+++ Christian Robottom Reis [2010-08-05 22:28 -0300]:
Hi there!
I unpacked our minimal release image and ran an xdiskusage on it,
mostly to see what we're shipping -- and I was surprised to see that a fourth of the image is actually apt package caches and lists.
This is typical for a debian-based minimal system.
Emdebian has spend some time developing tools for minimising installed size of Debian-compatible images. So I can make a few relevant comments.
Can we put into the image generation script something to strip them out before generating the image?
We could. The tradeoff is having to download them again on first use of apt on the target system vs a smaller installed system until that is done. In cases where that is 'never' then it's a big win.
Making sure that only repos that are actually needed on the target are listed can help. Does it need src repos? Does it need universe/multiverse? leaving those out makes a huge difference.
I assume there are no .debs in the apt cache? debotstrap-based installers leave all the .debs in because they are needed for second-stage configuration, but I assume we've done the second-staging by some means or other. (multistrap-based image creation does not need the .debs for 'second-stage', so this issue does not arise).
The untarring also suggests a number of places where we could further trim the image, some of which are probably pretty hard to do:
*
- stripping /usr/share/doc out (but everybody knew that)
- dropping charmaps, zones and locale info that will never really be used
- stripping out modules for devices that won't ever be on this ARM device
- stripping out firmware for peripherals that won't ever be on this ARM device
This is pretty close to what emdebian grip does - i.e. the set of easy wins which approximately halves your base image size without making any binary-incompatible changes or rebuilding anything. (although emdebian doesn't do anything about kernels - we've left that as out-of-scope)
We could use the em-grip tool (or a variant) to repackage our debs to make smaller images. However the result is not policy-compliant 'ubuntu', but a new repository of packages containing the exact same binaries, but less bloat, ontop of which you can install any normal ubuntu packages which have not had this treatment. That may or may not be how we want to proceed? It is a sane and effective way to manage this sort of thing (it is currently trivial to crossgrade Debian to emdebian-grip and save a load of space, or to use the installer to install grip instead of normal Debian). We could pull the same trick for Ubuntu with relatively little effort.

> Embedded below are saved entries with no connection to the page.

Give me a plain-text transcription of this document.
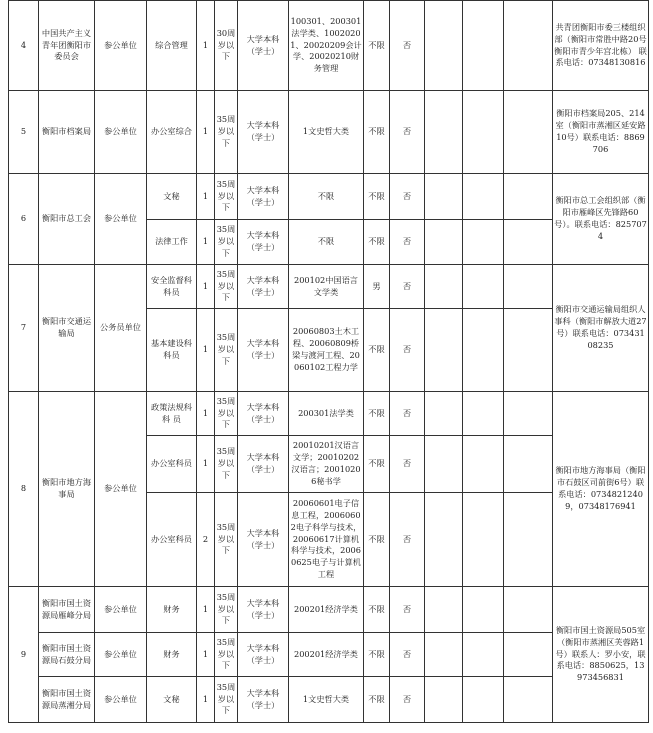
4	中国共产主义青年团衡阳市委员会	参公单位	综合管理	1	30周岁以下	大学本科（学士）	100301、200301法学类、10020201、20020209会计学、20020210财务管理	不限	否				共青团衡阳市委三楼组织部（衡阳市常胜中路20号 衡阳市青少年宫北栋） 联系电话：07348130816
5	衡阳市档案局	参公单位	办公室综合	1	35周岁以下	大学本科（学士）	1文史哲大类	不限	否				衡阳市档案局205、214室（衡阳市蒸湘区延安路10号）联系电话：8869706
6	衡阳市总工会	参公单位	文秘	1	35周岁以下	大学本科（学士）	不限	不限	否				衡阳市总工会组织部（衡阳市雁峰区先锋路60号）。联系电话：8257074
			法律工作	1	35周岁以下	大学本科（学士）	不限	不限	否				
7	衡阳市交通运输局	公务员单位	安全监督科科员	1	35周岁以下	大学本科（学士）	200102中国语言文学类	男	否				衡阳市交通运输局组织人事科（衡阳市解放大道27号）联系电话：07343108235
			基本建设科科员	1	35周岁以下	大学本科（学士）	20060803土木工程、20060809桥梁与渡河工程、20060102工程力学	不限	否				
8	衡阳市地方海事局	参公单位	政策法规科 科 员	1	35周岁以下	大学本科（学士）	200301法学类	不限	否				衡阳市地方海事局（衡阳市石鼓区司前街6号）联系电话：07348212409，07348176941
			办公室科员	1	35周岁以下	大学本科（学士）	20010201汉语言文学；20010202汉语言；20010206秘书学	不限	否				
			办公室科员	2	35周岁以下	大学本科（学士）	20060601电子信息工程，20060602电子科学与技术，20060617计算机科学与技术，20060625电子与计算机工程	不限	否				
9	衡阳市国土资源局雁峰分局	参公单位	财务	1	35周岁以下	大学本科（学士）	200201经济学类	不限	否				衡阳市国土资源局505室（衡阳市蒸湘区芙蓉路1号）联系人：罗小安，联系电话：8850625，13973456831
	衡阳市国土资源局石鼓分局	参公单位	财务	1	35周岁以下	大学本科（学士）	200201经济学类	不限	否				
	衡阳市国土资源局蒸湘分局	参公单位	文秘	1	35周岁以下	大学本科（学士）	1文史哲大类	不限	否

Grip does the following things to compatibly save space: * Reduce all Long descriptions to 4 lines in packages files (makes them approc half the size) * strip other fields that aren't actually needed (including 'recommends') * strip all docs, examples, manpages, just leaving copyright files * sets dpkg-vendor so that it can be used to different stuff in maintainer scripts (or on rebuilds). * restricts overall archive size to keep apt metadata size down * remove lintian files, help files * don't require everything 'essential' so a smaller minimal system can be specified. * split translations out into '.tdebs' - one per lang per package, in separate pool i.e not like the ubuntu or proposed Debian schemes
* tzdata is one thing we left alone in grip, although it would be really good to slim it down a bit. In crush it was shrunk to ~1/3rd the size (2.4MB) by removing the 'right' and 'posix' copies.
Of course another way to achieve much the same effect is to use dpkg filtering at install time to do the same sorts of stripping. This means you can leave the package files exactly as they were (and downloads don't get any smaller, only final images). That has been implemented as proof of concept a few years back, but there are some complicated issues about what happens on future upgrades/removals and exactly how dpkg should deal with operations on installed-but-filtered files.
If we want to make smaller images we should certainly look at re-using some of the emdebian technology and/or mechanisms as it already works well.
Wookey